“Well, you’d buy one and see for yourself, so I may as well show it to you; but—but don’t imagine the worst at once.”

She handed her the paper, and pointed to a letter from the seat of war.

In a few—but, alas, how pregnant! words the correspondent told the story of the disaster which had befallen a detachment sent into the interior. Surrounded and outnumbered by the enemy, savages in nothing more than their mode of conducting warfare, the handful of English soldiers had fallen, as so many thousands of their fellows in the glorious years of the past have done, fighting to the last. There were only the few details which can be crammed into a column of newspaper type, but one line stabbed Doris to the heart.

“I am sorry to say that an aide-de-camp, the Marquis of Stoyle, better known as Lord Cecil, accompanied the detachment. Throughout the campaign Lord Cecil has distinguished himself by his bravery and devotion to duty, and by his genial and modest disposition had won the hearts of both officers and men. If, as there is too much reason to fear, his lordship has fallen with his ill-fated comrades, his loss will be sorely felt, and he can never be replaced. It will be remembered that he succeeded to the historic title just twelve months ago, and very shortly before joining the regiment.”

Doris said not a word, but stood staring at the paper, with dry eyes, and that awful feeling of benumbing anguish which crushes pain for a time but to lend it additional force afterward.

Lady Despard put her arm round her.

“Doris, Doris! my dear, my dear!” she murmured. “Don’t give way! While there’s life there’s hope; we can’t tell what may have happened; I have reason to hope, to think——” She stopped and sprang—actually sprang—to the door, and throwing it open, said, hurriedly, “Come in; oh, come in!”

The next moment a tall figure, with a sunburned face and one arm in a sling, entered, and after a glance, one anxious glance, at the white face, rushed forward and caught Doris to him with his sound arm. Lady Despard waited until this happened, then glided out.

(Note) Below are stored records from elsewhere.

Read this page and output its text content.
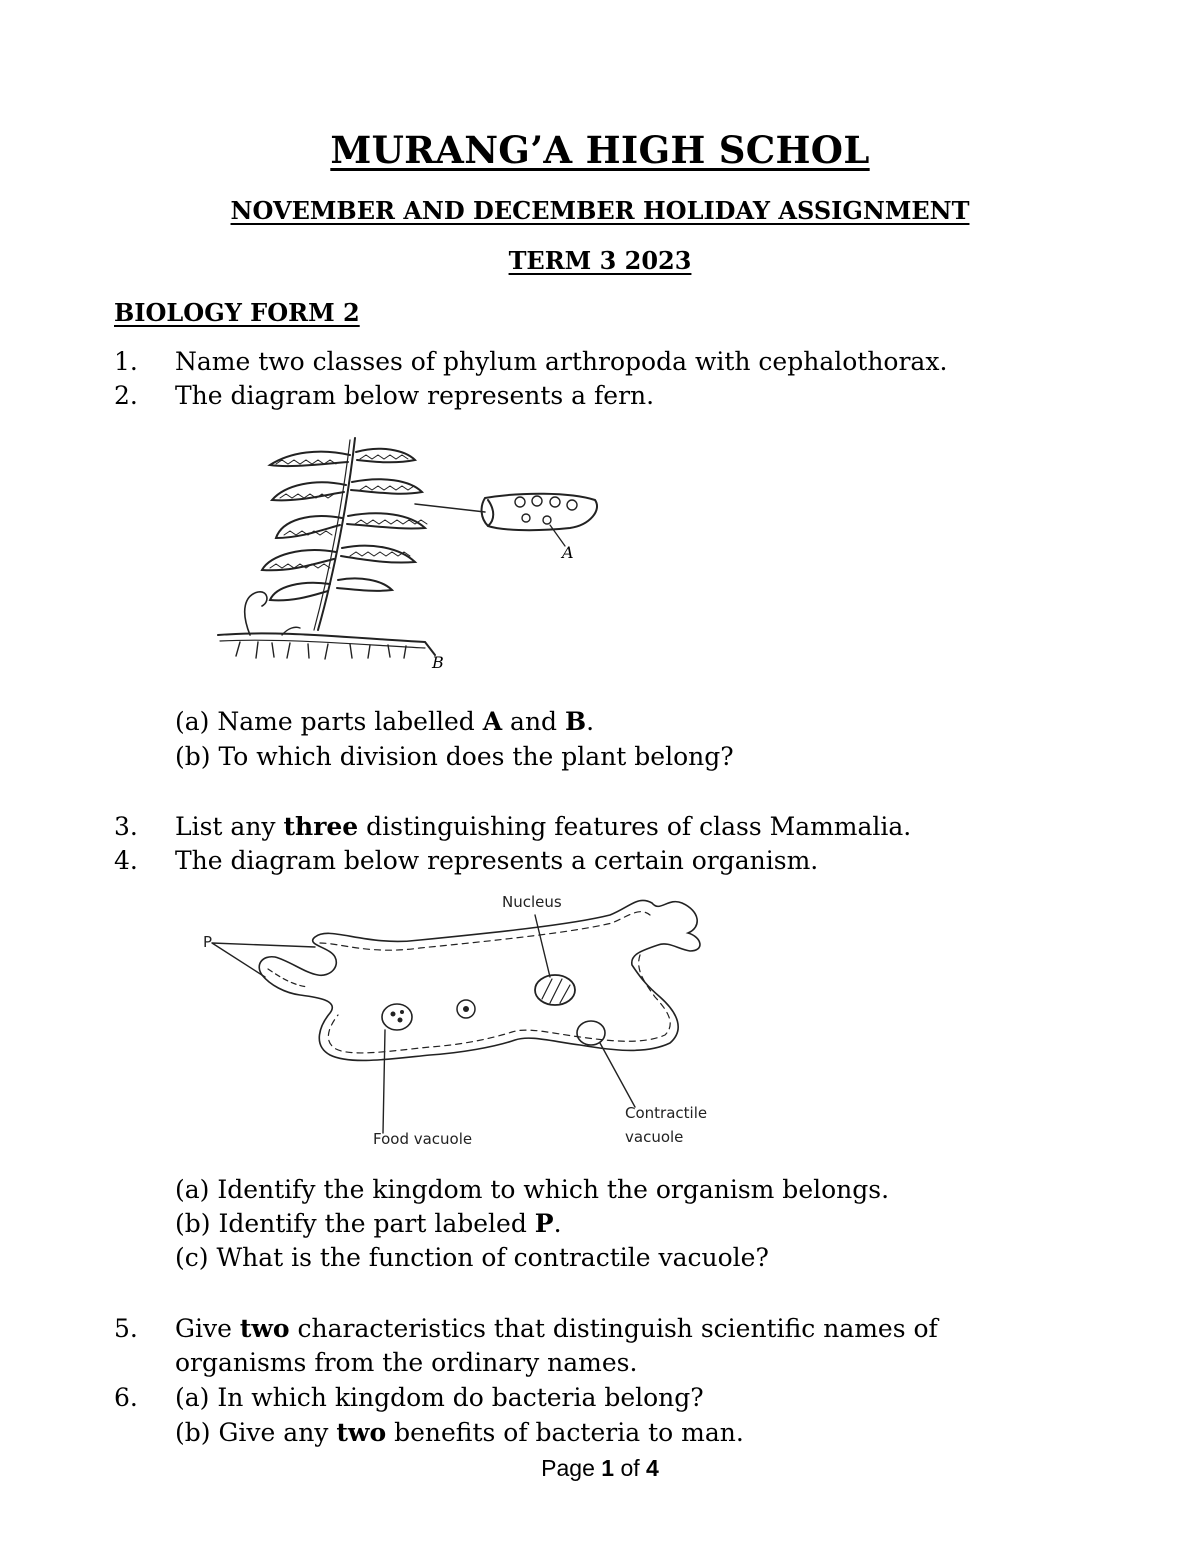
MURANG’A HIGH SCHOL
NOVEMBER AND DECEMBER HOLIDAY ASSIGNMENT
TERM 3 2023
BIOLOGY FORM 2
1. Name two classes of phylum arthropoda with cephalothorax.
2. The diagram below represents a fern.
A
B
(a) Name parts labelled A and B.
(b) To which division does the plant belong?
3. List any three distinguishing features of class Mammalia.
4. The diagram below represents a certain organism.
P
Nucleus
Food vacuole
Contractile
vacuole
(a) Identify the kingdom to which the organism belongs.
(b) Identify the part labeled P.
(c) What is the function of contractile vacuole?
5. Give two characteristics that distinguish scientific names of
organisms from the ordinary names.
6. (a) In which kingdom do bacteria belong?
(b) Give any two benefits of bacteria to man.
Page 1 of 4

They sat up very late that night, and Lady Despard’s boudoir was so dimly lighted that as she reclined on her couch she could not see, or pretended not to see, that Doris, as she sat at the marquis’ feet, had got his hand fast locked in hers, almost as if she dreaded lest he should vanish as suddenly as he had come. And every now and then she, glancing fearfully at Lady Despard, laid the brown hand against her cheeks, and near, very near, to her lips.